Junge Marke soll nach und nach vom Markt verschwinden Wechsel im Loom und in Brackwede: Aus Black.de wird Tedi

Bielefeld (WB/sas). Im September 2017 erst wurde an der Hauptstraße in Brackwede der Discountmarkt Black.de eröffnet , im Dezember folgte eine zweite Filiale im Loom.

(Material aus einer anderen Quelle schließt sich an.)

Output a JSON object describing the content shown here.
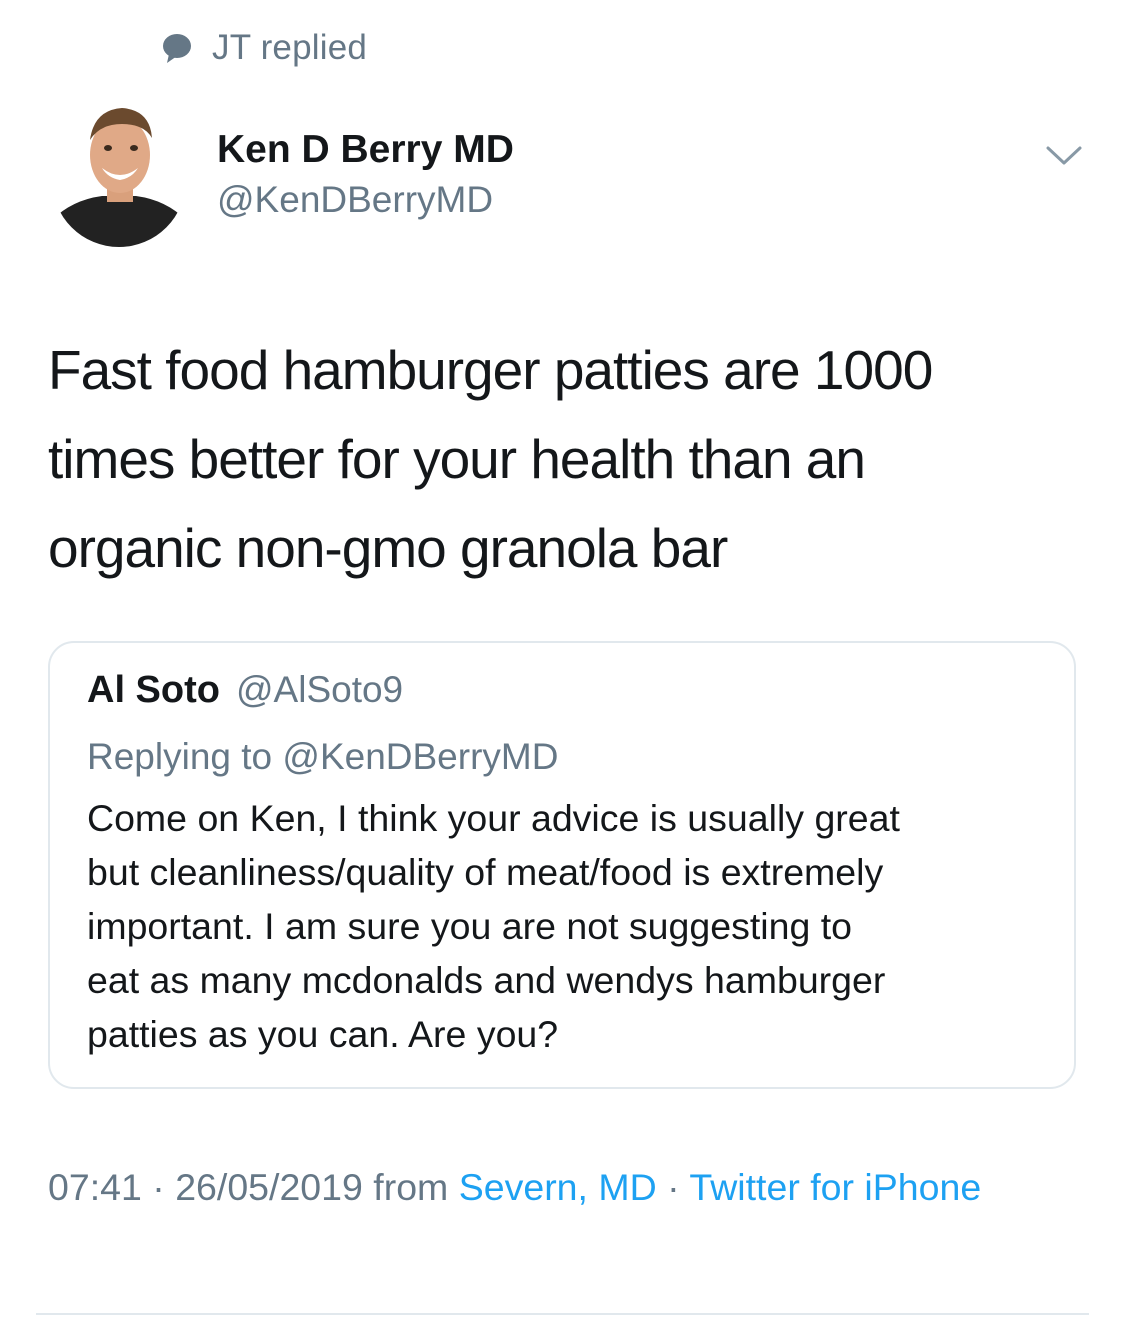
{
  "context": {
    "text": "JT replied",
    "icon": "speech-bubble-icon"
  },
  "author": {
    "name": "Ken D Berry MD",
    "handle": "@KenDBerryMD"
  },
  "menu": {
    "icon": "chevron-down-icon"
  },
  "tweet": {
    "text": "Fast food hamburger patties are 1000\ntimes better for your health than  an\norganic non-gmo granola bar"
  },
  "quote": {
    "name": "Al Soto",
    "handle": "@AlSoto9",
    "replying_to": "Replying to @KenDBerryMD",
    "text": "Come on Ken, I think your advice is usually great\nbut cleanliness/quality of meat/food is extremely\nimportant. I am sure you are not suggesting to\neat as many mcdonalds and wendys hamburger\npatties as you can. Are you?"
  },
  "meta": {
    "time": "07:41",
    "separator": "·",
    "date": "26/05/2019",
    "from_label": "from",
    "location": "Severn, MD",
    "source": "Twitter for iPhone"
  },
  "colors": {
    "text": "#14171a",
    "secondary": "#657786",
    "link": "#1da1f2",
    "border": "#e1e8ed"
  }
}
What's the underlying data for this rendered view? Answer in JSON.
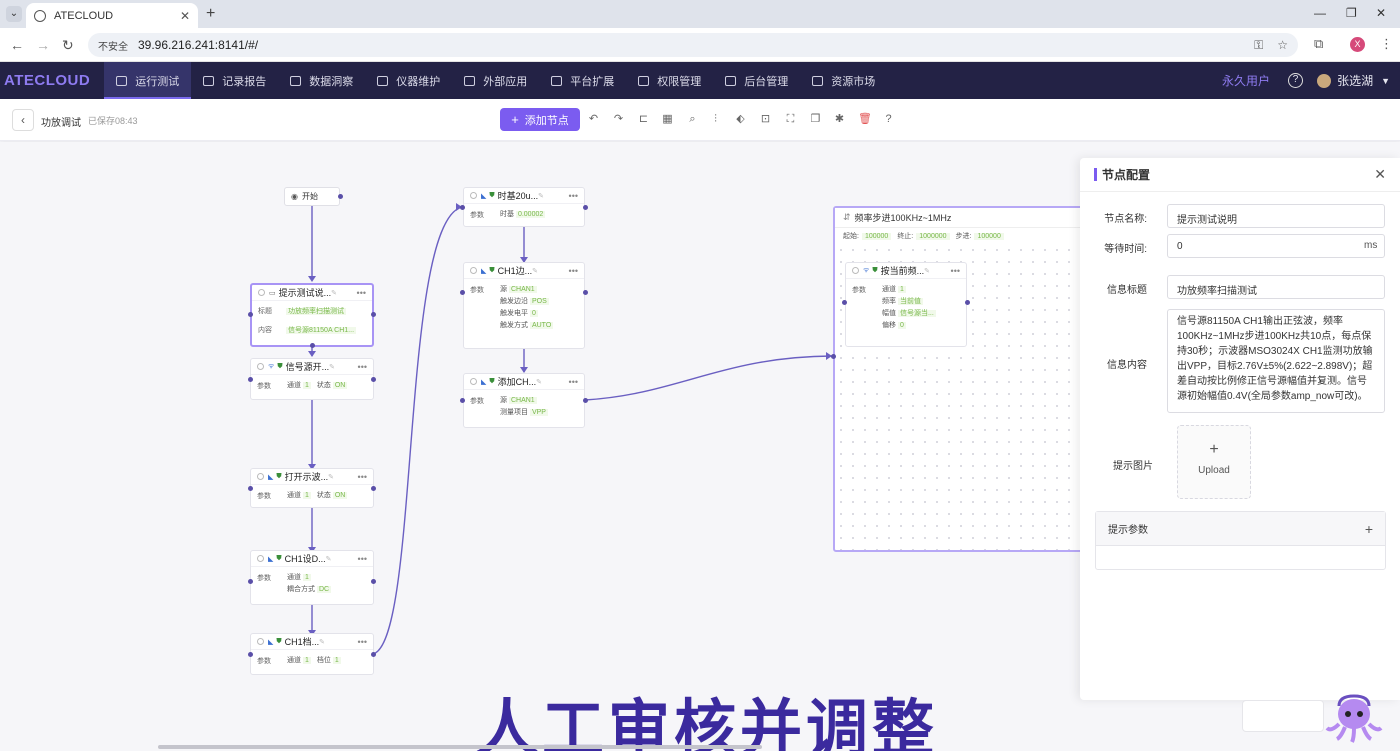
{
  "browser": {
    "tab_title": "ATECLOUD",
    "security_label": "不安全",
    "url": "39.96.216.241:8141/#/",
    "profile_initial": "X"
  },
  "nav": {
    "brand": "ATECLOUD",
    "items": [
      {
        "label": "运行测试",
        "active": true
      },
      {
        "label": "记录报告"
      },
      {
        "label": "数据洞察"
      },
      {
        "label": "仪器维护"
      },
      {
        "label": "外部应用"
      },
      {
        "label": "平台扩展"
      },
      {
        "label": "权限管理"
      },
      {
        "label": "后台管理"
      },
      {
        "label": "资源市场"
      }
    ],
    "license": "永久用户",
    "help": "?",
    "user": "张选湖"
  },
  "toolbar": {
    "flow_name": "功放调试",
    "saved": "已保存08:43",
    "add_node": "添加节点"
  },
  "nodes": {
    "start": "开始",
    "prompt": {
      "title": "提示测试说...",
      "row1_label": "标题",
      "row1_value": "功放频率扫描测试",
      "row2_label": "内容",
      "row2_value": "信号源81150A CH1..."
    },
    "siggen_on": {
      "title": "信号源开...",
      "label": "参数",
      "k1": "通道",
      "v1": "1",
      "k2": "状态",
      "v2": "ON"
    },
    "scope_on": {
      "title": "打开示波...",
      "label": "参数",
      "k1": "通道",
      "v1": "1",
      "k2": "状态",
      "v2": "ON"
    },
    "ch1_set": {
      "title": "CH1设D...",
      "label": "参数",
      "k1": "通道",
      "v1": "1",
      "k2": "耦合方式",
      "v2": "DC"
    },
    "ch1_gear": {
      "title": "CH1档...",
      "label": "参数",
      "k1": "通道",
      "v1": "1",
      "k2": "档位",
      "v2": "1"
    },
    "timebase": {
      "title": "时基20u...",
      "label": "参数",
      "k1": "时基",
      "v1": "0.00002"
    },
    "ch1_edge": {
      "title": "CH1边...",
      "label": "参数",
      "k1": "源",
      "v1": "CHAN1",
      "k2": "触发边沿",
      "v2": "POS",
      "k3": "触发电平",
      "v3": "0",
      "k4": "触发方式",
      "v4": "AUTO"
    },
    "add_ch": {
      "title": "添加CH...",
      "label": "参数",
      "k1": "源",
      "v1": "CHAN1",
      "k2": "测量项目",
      "v2": "VPP"
    },
    "loop": {
      "title": "频率步进100KHz~1MHz",
      "k1": "起始:",
      "v1": "100000",
      "k2": "终止:",
      "v2": "1000000",
      "k3": "步进:",
      "v3": "100000"
    },
    "current_freq": {
      "title": "按当前频...",
      "label": "参数",
      "k1": "通道",
      "v1": "1",
      "k2": "频率",
      "v2": "当前值",
      "k3": "幅值",
      "v3": "信号源当...",
      "k4": "偏移",
      "v4": "0"
    }
  },
  "panel": {
    "title": "节点配置",
    "name_label": "节点名称:",
    "name_value": "提示测试说明",
    "wait_label": "等待时间:",
    "wait_value": "0",
    "wait_unit": "ms",
    "msg_title_label": "信息标题",
    "msg_title_value": "功放频率扫描测试",
    "msg_content_label": "信息内容",
    "msg_content_value": "信号源81150A CH1输出正弦波，频率100KHz~1MHz步进100KHz共10点，每点保持30秒；示波器MSO3024X CH1监测功放输出VPP，目标2.76V±5%(2.622~2.898V)；超差自动按比例修正信号源幅值并复测。信号源初始幅值0.4V(全局参数amp_now可改)。",
    "image_label": "提示图片",
    "upload_label": "Upload",
    "params_label": "提示参数"
  },
  "caption": "人工审核并调整",
  "colors": {
    "accent": "#7b5cf0",
    "nav_bg": "#232245",
    "edge": "#5a4fa8",
    "caption": "#3b2a9e"
  }
}
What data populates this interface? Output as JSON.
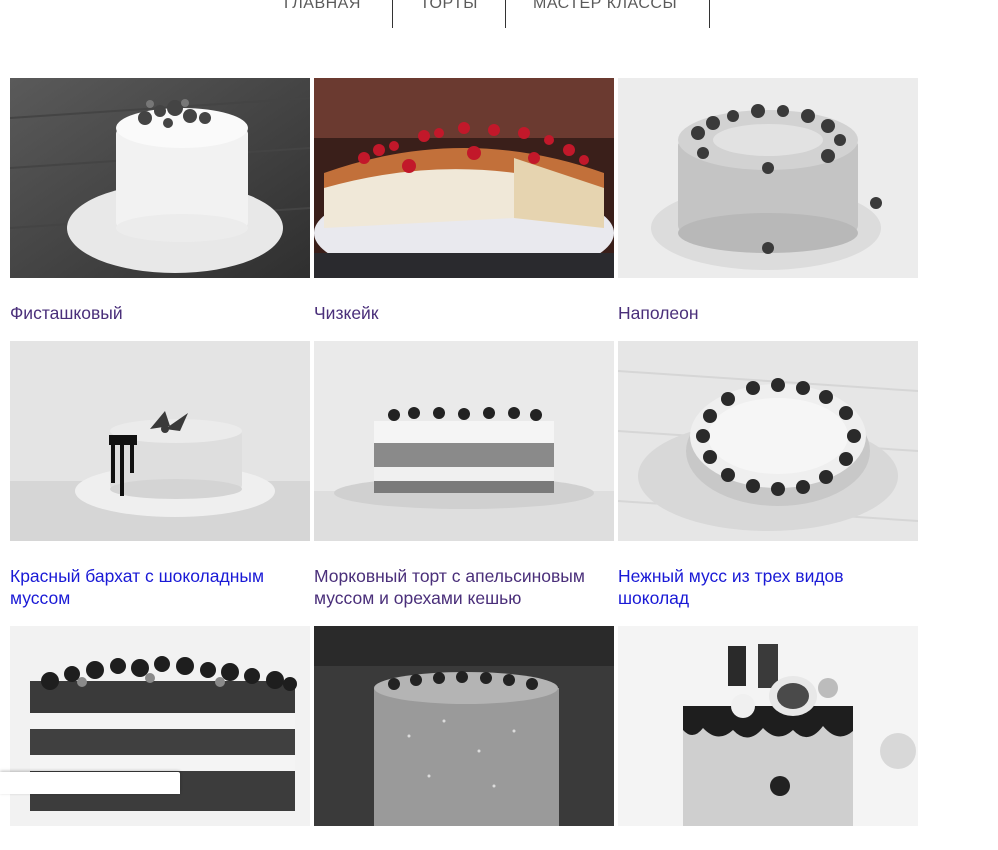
{
  "nav": {
    "items": [
      {
        "label": "ГЛАВНАЯ"
      },
      {
        "label": "ТОРТЫ"
      },
      {
        "label": "МАСТЕР КЛАССЫ"
      }
    ]
  },
  "products": [
    {
      "title": "Фисташковый",
      "visited": true
    },
    {
      "title": "Чизкейк",
      "visited": true
    },
    {
      "title": "Наполеон",
      "visited": true
    },
    {
      "title": "Красный бархат с шоколадным муссом",
      "visited": false
    },
    {
      "title": "Морковный торт с апельсиновым муссом и орехами кешью",
      "visited": true
    },
    {
      "title": "Нежный мусс из трех видов шоколад",
      "visited": false
    },
    {
      "title": "",
      "visited": false
    },
    {
      "title": "",
      "visited": false
    },
    {
      "title": "",
      "visited": false
    }
  ],
  "colors": {
    "link_visited": "#4a2f7a",
    "link_unvisited": "#1a1ad6",
    "nav_text": "#5a5a5a"
  }
}
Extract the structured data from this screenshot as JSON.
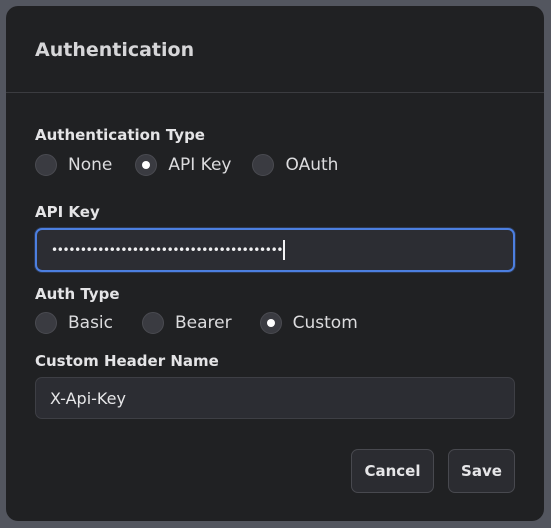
{
  "dialog": {
    "title": "Authentication"
  },
  "auth_type": {
    "label": "Authentication Type",
    "options": [
      {
        "label": "None",
        "selected": false
      },
      {
        "label": "API Key",
        "selected": true
      },
      {
        "label": "OAuth",
        "selected": false
      }
    ]
  },
  "api_key": {
    "label": "API Key",
    "value": "••••••••••••••••••••••••••••••••••••••••"
  },
  "header_type": {
    "label": "Auth Type",
    "options": [
      {
        "label": "Basic",
        "selected": false
      },
      {
        "label": "Bearer",
        "selected": false
      },
      {
        "label": "Custom",
        "selected": true
      }
    ]
  },
  "custom_header": {
    "label": "Custom Header Name",
    "value": "X-Api-Key"
  },
  "actions": {
    "cancel_label": "Cancel",
    "save_label": "Save"
  },
  "colors": {
    "dialog_bg": "#202123",
    "backdrop": "#53565f",
    "focus_ring": "#4c7fe0",
    "radio_dot": "#ffffff"
  }
}
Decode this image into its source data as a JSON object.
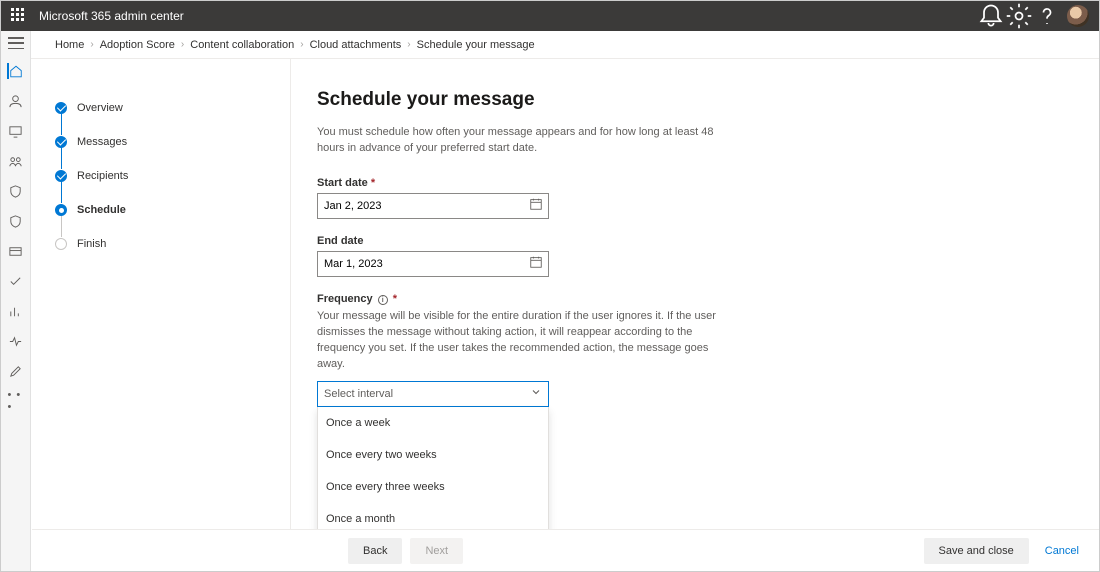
{
  "app_title": "Microsoft 365 admin center",
  "breadcrumb": [
    "Home",
    "Adoption Score",
    "Content collaboration",
    "Cloud attachments",
    "Schedule your message"
  ],
  "stepper": {
    "items": [
      {
        "label": "Overview",
        "state": "done"
      },
      {
        "label": "Messages",
        "state": "done"
      },
      {
        "label": "Recipients",
        "state": "done"
      },
      {
        "label": "Schedule",
        "state": "current"
      },
      {
        "label": "Finish",
        "state": "future"
      }
    ]
  },
  "page": {
    "title": "Schedule your message",
    "description": "You must schedule how often your message appears and for how long at least 48 hours in advance of your preferred start date.",
    "start_date_label": "Start date",
    "start_date_value": "Jan 2, 2023",
    "end_date_label": "End date",
    "end_date_value": "Mar 1, 2023",
    "frequency_label": "Frequency",
    "frequency_description": "Your message will be visible for the entire duration if the user ignores it. If the user dismisses the message without taking action, it will reappear according to the frequency you set. If the user takes the recommended action, the message goes away.",
    "frequency_placeholder": "Select interval",
    "frequency_options": [
      "Once a week",
      "Once every two weeks",
      "Once every three weeks",
      "Once a month"
    ]
  },
  "footer": {
    "back": "Back",
    "next": "Next",
    "save": "Save and close",
    "cancel": "Cancel"
  }
}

Nun sollen die »einzig legalen Schwarzmärkte«, so die Werbung, umfirmieren: Aus Black.de soll »Tedi« werden. Die junge Marke soll nach und nach vom Markt genommen werden .

Der Standort in Brackwede wird umbenannt.
Der Standort in Brackwede wird umbenannt. Foto: Kerstin Sewöster

Tedi ist die Mutter der Black-Märkte, beide bieten Dekoartikel, Haushaltswaren, Küchenbedarf, Kleidung, Elektro- und Drogerieartikel und andere Gebrauchsgegenstände an. 2003 wurde der erste Tedi-Laden von der Tengelmann-Gruppe eröffnet, ein Jahr später waren es bereits 250 Filialen. Aktuell sind es 1700 in Deutschland und dem europäischen Ausland, davon drei in Bielefeld (an der Jöllenbecker Straße, Amtsstraße und Hauptstraße).

Ziel waren 1000 Filialen

2016 dann folgte die Gründung von Black.de mit einem breiten Sortiment auf großen Flächen. Die unbestätigte Zielmarke sollen 1000 Filialen gewesen sein. 50 sind es derzeit, sie werden nun auf »Tedi« umgestellt. Mit dieser Vertriebsschiene aber hat die Muttergesellschaft mit Sitz in Dortmund noch einiges vor, avisiert sind 5000 Tedi-Filialen.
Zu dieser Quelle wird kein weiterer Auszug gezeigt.